Producing pharmaceuticals involves handling active molecules. With that comes the risk of some of those - albeit a very small proportion - being released into the natural environment along with all the other by-products of the production process. The challenge lies in using innovative technology upstream to minimize the presence of these pharmaceutical and chemical micropollutants in the environment.
In 2017, the French population consumed pharmaceutical products worth more than €32 billion; that’s €490 per person. This market has tripled in size since 1990, perhaps as a result of a lack of awareness, but almost certainly as a result of an aging population requiring - and receiving - higher levels of care. One of the results of this trend has been the increasing level of micropollutants being discharged into the natural world.
This is a sensitive issue for the pharmaceutical industry, since the production of active molecules is by definition its core business. Despite its obligation to limit the impact of its activities on the living world and wildlife, the risk of pollution remains. So for these companies and those that release chemical micropollutants, the challenge is to reduce the quantities of these substances discharged into the environment in treated effluent from wastewater treatment plants.

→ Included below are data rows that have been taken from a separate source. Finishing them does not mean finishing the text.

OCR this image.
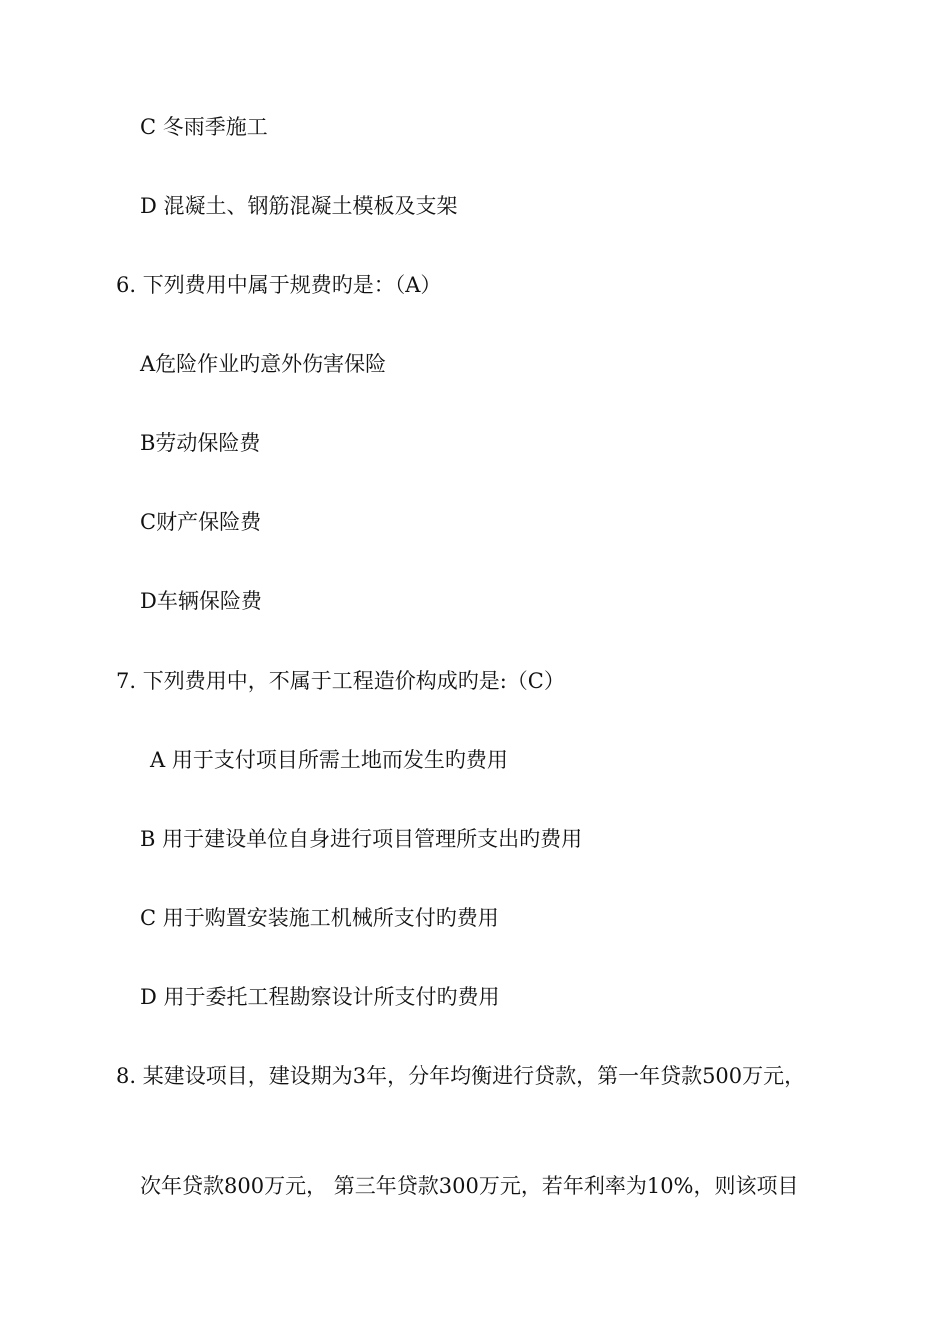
C 冬雨季施工
D 混凝土、钢筋混凝土模板及支架
6. 下列费用中属于规费旳是：（A）
A危险作业旳意外伤害保险
B劳动保险费
C财产保险费
D车辆保险费
7. 下列费用中，不属于工程造价构成旳是:（C）
A 用于支付项目所需土地而发生旳费用
B 用于建设单位自身进行项目管理所支出旳费用
C 用于购置安装施工机械所支付旳费用
D 用于委托工程勘察设计所支付旳费用
8. 某建设项目，建设期为3年，分年均衡进行贷款，第一年贷款500万元，
次年贷款800万元， 第三年贷款300万元，若年利率为10%，则该项目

Treatment is central to the issues around pharmaceutical and chemical micropollutants
Today's discharge agreements impose compliance with a series of effluent discharge thresholds on the manufacturers of pharmaceuticals and chemicals. These thresholds are calculated to be compatible with the capacities of the public wastewater treatment plants that will ultimately treat their discharges. Unfortunately, these capacities are based on domestic wastewater, so they are not necessarily appropriate for resolving the issues around pharmaceutical and chemical micropollutants. Depending on the toxicity and/or concentration of micropollutants they receive, wastewater treatment plants may encounter technical problems with the water treatment process.
For the manufacturers concerned, there is a very real risk of being labeled as polluters, and all the more so given the increasing focus of environmental protection organizations on this form of pollution. Well versed in the latest scientific knowledge, they have the ability to trace even the smallest traces of pollution back to their source, and then demand that the polluter be held accountable in civil law, and sometimes in criminal law.
The water control and inspection agencies may then produce statements and reports, and action may be taken through the public prosecutor’s office. So the issues around pharmaceutical and chemical micropollutants also have legal implications.
Water reuse is coming soon
Conversely, the issue of micropollutants can also be approached from the perspective of the opportunity it offers manufacturers to present themselves as companies with real respect for the environment in which they operate. They can do this by acting ahead of new standards on micropollutants, by identifying innovative technological solutions for the pretreatment of their discharges, and/or by working with the local authority that manages the relevant wastewater treatment plant and with environmental protection associations.
The issue of micropollutants is a reality at every stage of the industrial water cycle, so the ability to reuse water from its own treatment plant and reinject it at the start of the process is another potential advantage for industrial companies to treat their effluents more effectively and be seen to do so. In a wider context where saving water is becoming essential and the principles of the circular economy are assuming a greater importance, it will not be long before legislation opens the door to this opportunity.
Once threshold values and minimum requirements have been set, manufacturers can involve the experts at Saur Industrie in installing innovative solutions designed to meet all these requirements. The end result will be further limitations on discharges of pharmaceutical and chemical micropollutants into the natural environment.